Leidya infelix

Scientific classification
- Kingdom: Animalia
- Phylum: Arthropoda
- Class: Malacostraca
- Order: Isopoda
- Family: Bopyridae
- Genus: Leidya
- Species: L. infelix
- Binomial name: Leidya infelix Markham, 2002

= Leidya infelix =

- Genus: Leidya
- Species: infelix
- Authority: Markham, 2002

Species of crustacean

Leidya infelix is an isopoda parasite present in the waters off the west of Baja California, Mexico.

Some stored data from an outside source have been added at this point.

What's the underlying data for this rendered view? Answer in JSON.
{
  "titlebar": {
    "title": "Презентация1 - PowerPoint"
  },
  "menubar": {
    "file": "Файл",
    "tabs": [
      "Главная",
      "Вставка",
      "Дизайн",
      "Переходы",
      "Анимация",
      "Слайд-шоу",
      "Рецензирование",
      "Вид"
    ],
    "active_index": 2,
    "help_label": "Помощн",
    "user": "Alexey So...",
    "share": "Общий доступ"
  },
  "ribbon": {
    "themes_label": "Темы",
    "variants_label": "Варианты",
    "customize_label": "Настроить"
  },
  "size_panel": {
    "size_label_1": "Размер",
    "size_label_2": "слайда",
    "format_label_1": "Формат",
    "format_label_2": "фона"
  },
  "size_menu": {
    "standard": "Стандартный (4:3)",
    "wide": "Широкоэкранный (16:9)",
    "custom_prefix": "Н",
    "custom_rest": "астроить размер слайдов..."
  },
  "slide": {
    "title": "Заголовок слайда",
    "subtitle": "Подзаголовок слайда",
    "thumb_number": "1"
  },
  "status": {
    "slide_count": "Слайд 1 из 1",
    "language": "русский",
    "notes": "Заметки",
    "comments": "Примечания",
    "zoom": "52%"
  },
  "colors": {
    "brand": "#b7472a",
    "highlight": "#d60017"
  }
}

First described in 2002, by Markham, J. C.

== Etymology ==
The specie's name "infelix" Latin for "ill-fated" or "un-fortunate" was chosen because of the inability to describe this species for close to 90 years.

== Description ==
Leidya infelix is a species known to parasitize Pachygrapsus crassipes. The female holotype was 7.9 mm long, the maximal width was 5.6 mm, head length being 1.8, and pleon length being 2.2 mm. A male specimen was found to be 1.04 mm long, with a maximal width of 0.26 mm, head length 0.12 mm, and pleon length of 0.34 mm. All the regions of the body are distinct. The head of the female is completely embedded in to the pereon. Females have 6 pleomeres. Males have 6 pleomeres, as well. They also have dark dorsal splotches on most of their pleomeres.